Infolge des Wandels werden Arbeitsplätze verschwinden, das war in der Vergangenheit auch schon immer der Fall. Vielen alten Jobs trauern wir nicht hinterher. Manche Jobs werden sich umfassend verändern. Zudem werden viele neue Berufsbilder entstehen. Künstliche Coworker müssen programmiert, betreut, trainiert und vor Angriffen geschützt werden. Nur die wenig Qualifizierten arbeiten diesen als Handlanger zu. Gut bezahlt werden hingegen in Zukunft sowohl die, die künstliche Intelligenzen zur Hochform auflaufen lassen, als auch die, die mehr können als das, was Software kann.
Künstliche Intelligenzen sind Spezialisten. Menschen hingegen sind Generalisten. Sie punkten mit Humor, Empathie, Instinkten, Impulsivität, Spiritualität, mit dem Spiel der Sinne, mit Fingerspitzengefühl, Improvisationstalent, Verhandlungsgeschick, gesundem Menschenverstand. Und mit der Lust am Sozialen, mit dem, was der Anthropologe Lionel Tiger »Sociopleasure« nennt. Wer auf solchen Gebieten gut ist und sich ständig weiterentwickelt, ist im Digitalzeitalter vorn. Die neuen Berufe haben vor allem mit Innovieren, Adaptieren, Kombinieren, Experimentieren, Koordinieren, Kollaborieren, Flexibilisieren, Individualisieren und Emotionalisieren zu tun. Sie verlangen Wandlungsvermögen und, ganz besonders wichtig:
Gespür sowohl für die Menschen als auch für die neueste Technologie.
»Wenn künstliche Intelligenz unsere Aufgaben übernimmt, wird Menschlichkeit unser neues Alleinstellungsmerkmal«, sagt Miriam Meckel, Herausgeberin der Wirtschaftswoche, in einer ihrer Kolumnen. So sorgt KI nicht nur für Fortschritt. Sie schafft auch Freiraum, damit man sich im Unternehmen auf das Wesentliche konzentrieren kann: die Arbeit am Kunden.
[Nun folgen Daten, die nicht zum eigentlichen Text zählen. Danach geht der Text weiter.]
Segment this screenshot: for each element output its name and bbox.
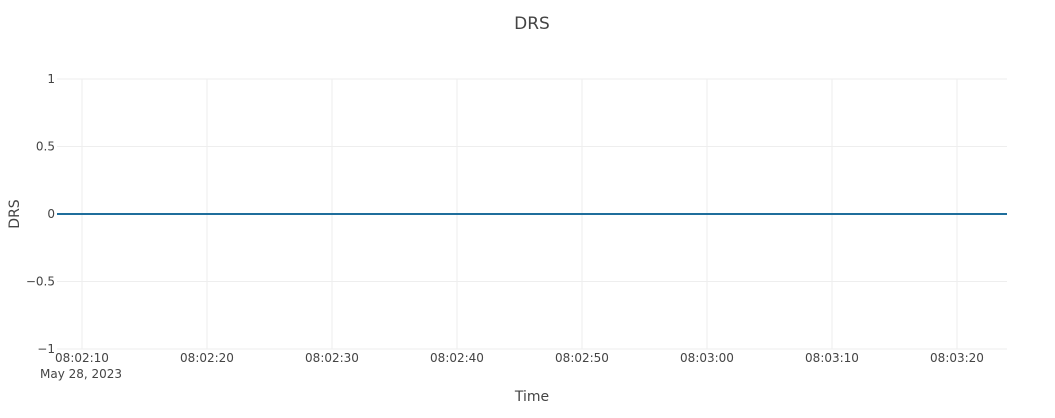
- x-tick-label: 08:03:20: [930, 351, 984, 365]
- y-tick-label: −0.5: [26, 275, 55, 289]
- x-tick-label: 08:02:50: [555, 351, 609, 365]
- chart-title: DRS: [514, 14, 550, 34]
- x-tick-label: 08:02:40: [430, 351, 484, 365]
- y-tick-label: −1: [37, 342, 55, 356]
- x-tick-label: 08:02:30: [305, 351, 359, 365]
- x-axis-ticks: 08:02:10 08:02:20 08:02:30 08:02:40 08:02:50…: [55, 351, 984, 365]
- y-tick-label: 0.5: [36, 140, 55, 154]
- x-tick-label: 08:02:20: [180, 351, 234, 365]
- y-axis-ticks: 1 0.5 0 −0.5 −1: [26, 72, 55, 356]
- x-tick-label: 08:03:10: [805, 351, 859, 365]
- y-tick-label: 1: [47, 72, 55, 86]
- x-axis-title: Time: [514, 389, 549, 405]
- y-axis-title: DRS: [7, 199, 23, 229]
- x-tick-label: 08:03:00: [680, 351, 734, 365]
- x-tick-label: 08:02:10: [55, 351, 109, 365]
- y-tick-label: 0: [47, 207, 55, 221]
- x-axis-date-label: May 28, 2023: [40, 367, 122, 381]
Das Nonplusultra: Dezentrale Intelligenz und die Weisheit der Vielen
Das MIT Center for Collective Intelligence und viele andere Forschungseinrichtungen haben anhand von Untersuchungen immer wieder gezeigt: Zwar ist die Intelligenz einzelner Mitglieder einer Gruppe von Bedeutung, wenn es um Ergebnisse geht, die kollektive Intelligenz spielt jedoch eine noch viel größere Rolle. Wir favorisieren hierbei den Begriff der »Weisheit der Vielen«. Darunter versteht man eine sich mehr oder weniger selbst organisierende gemeinschaftliche Intelligenz, die jenseits von Administration und Bürokratie eine Vielfalt von Innovationen hervorbringen kann. Wenn genügend kluge Köpfe zusammenkommen, lässt sich jedes Problem lösen. Gemeinsam gelingt es am besten, Ideen zu entwickeln, die zuvor noch niemand hatte und auf die man allein nicht gekommen wäre.
Wenn genug kluge Köpfe zusammenkommen, lässt sich jedes Problem lösen.
Einen zweiten gebräuchlichen Terminus, den der Schwarmintelligenz, nutzen wir nicht, denn leider gibt es ja auch sehr dumme, lärmende, fehlgeleitete Schwärme. So erzeugen Obrigkeiten über Macht, Angst, Gängelei und Kontrolle den supergefährlichen blinden Gehorsam. Wer einfach die Regeln befolgt und tut, was ihm via Dienstanweisung gesagt wird, hat eben nichts zu befürchten. Entscheidungsmonopole und Dauerbefehle von oben, verbunden mit Wissensdefiziten, Opportunismus und Konformität, machen jede Organisation »schwarmdumm« (Gunter Dueck). Und das wiederum führt ins Aus – und nicht in die Zukunft.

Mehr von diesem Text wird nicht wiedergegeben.